- Timber Hills Location in Pennsylvania Timber Hills Location in the United States
- Coordinates: 40°14′54″N 76°28′47″W﻿ / ﻿40.24833°N 76.47972°W
- Country: United States
- State: Pennsylvania
- County: Lebanon
- Township: South Londonderry

Area
- • Total: 0.69 sq mi (1.79 km^{2})
- • Land: 0.67 sq mi (1.73 km^{2})
- • Water: 0.023 sq mi (0.06 km^{2})
- Elevation: 705 ft (215 m)

Population (2010)
- • Total: 360
- • Density: 539/sq mi (208.1/km^{2})
- Time zone: UTC-5 (Eastern (EST))
- • Summer (DST): UTC-4 (EDT)
- FIPS code: 42-76724
- GNIS feature ID: 1852865

= Timber Hills, Pennsylvania =

Unincorporated community in Pennsylvania, US

Timber Hills is an unincorporated community and census-designated place (CDP) in Lebanon County, Pennsylvania, United States. The population was 360 at the 2010 census.

==Geography==
Timber Hills is located in southwestern Lebanon County at (40.248972, -76.477786), in the southeastern part of South Londonderry Township. It is bordered to the east by the borough of Mount Gretna.

Pennsylvania Route 117 forms the southern edge of the CDP; the highway leads northeastward 5 mi to Cornwall and west 2 mi to Colebrook. Lebanon, the county seat, is 9 mi northeast of Timber Hills.

According to the United States Census Bureau, the CDP has a total area of 1.8 km2, of which 0.06 sqkm, or 3.16%, are water. Conewago Lake is in the southern part of the CDP. Its outlet, Conewago Creek, is a southwest-flowing tributary of the Susquehanna River.

==Demographics==
As of the census of 2000, there were 329 people, 157 households, and 113 families residing in the CDP. The population density was 433.9 PD/sqmi. There were 166 housing units at an average density of 218.9 /sqmi. The racial makeup of the CDP was 99.09% White, 0.30% Asian, 0.30% from other races, and 0.30% from two or more races. Hispanic or Latino of any race were 0.61% of the population.

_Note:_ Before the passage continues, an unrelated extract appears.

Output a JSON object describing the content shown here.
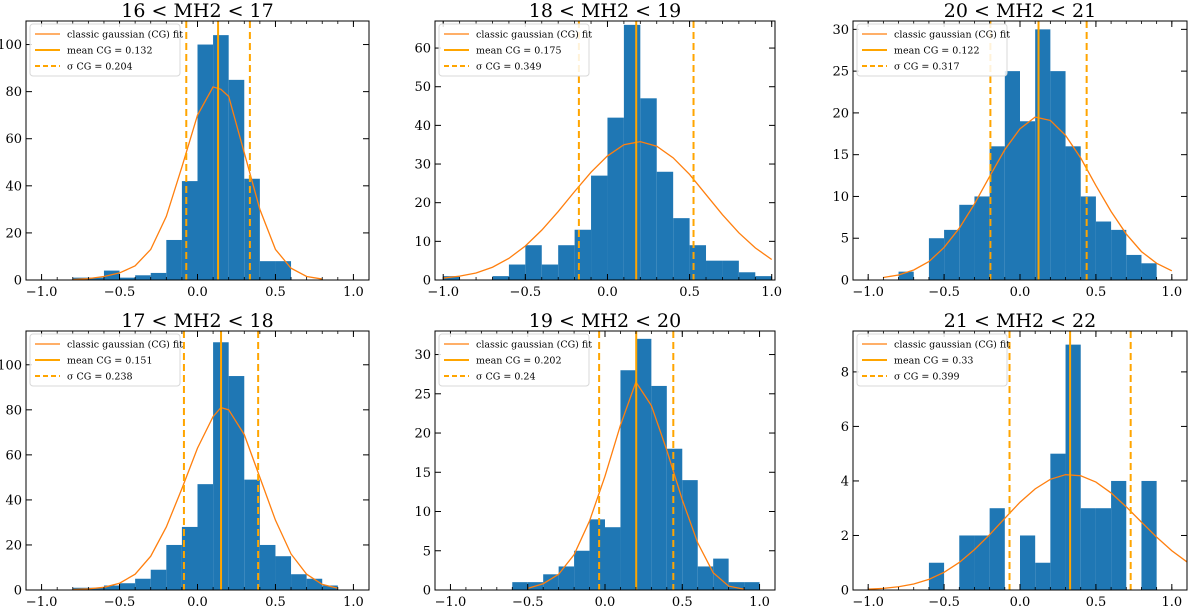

There were 157 households, out of which 15.9% had children under the age of 18 living with them, 68.8% were married couples living together, 2.5% had a female householder with no husband present, and 27.4% were non-families. 25.5% of all households were made up of individuals, and 15.9% had someone living alone who was 65 years of age or older. The average household size was 2.10 and the average family size was 2.47.

In the CDP, the population was spread out, with 13.4% under the age of 18, 2.7% from 18 to 24, 16.7% from 25 to 44, 41.9% from 45 to 64, and 25.2% who were 65 years of age or older. The median age was 53 years. For every 100 females, there were 90.2 males. For every 100 females age 18 and over, there were 82.7 males.

The median income for a household in the CDP was $55,938, and the median income for a family was $81,906. Males had a median income of $58,333 versus $38,750 for females. The per capita income for the CDP was $34,974. None of the population or families were below the poverty line.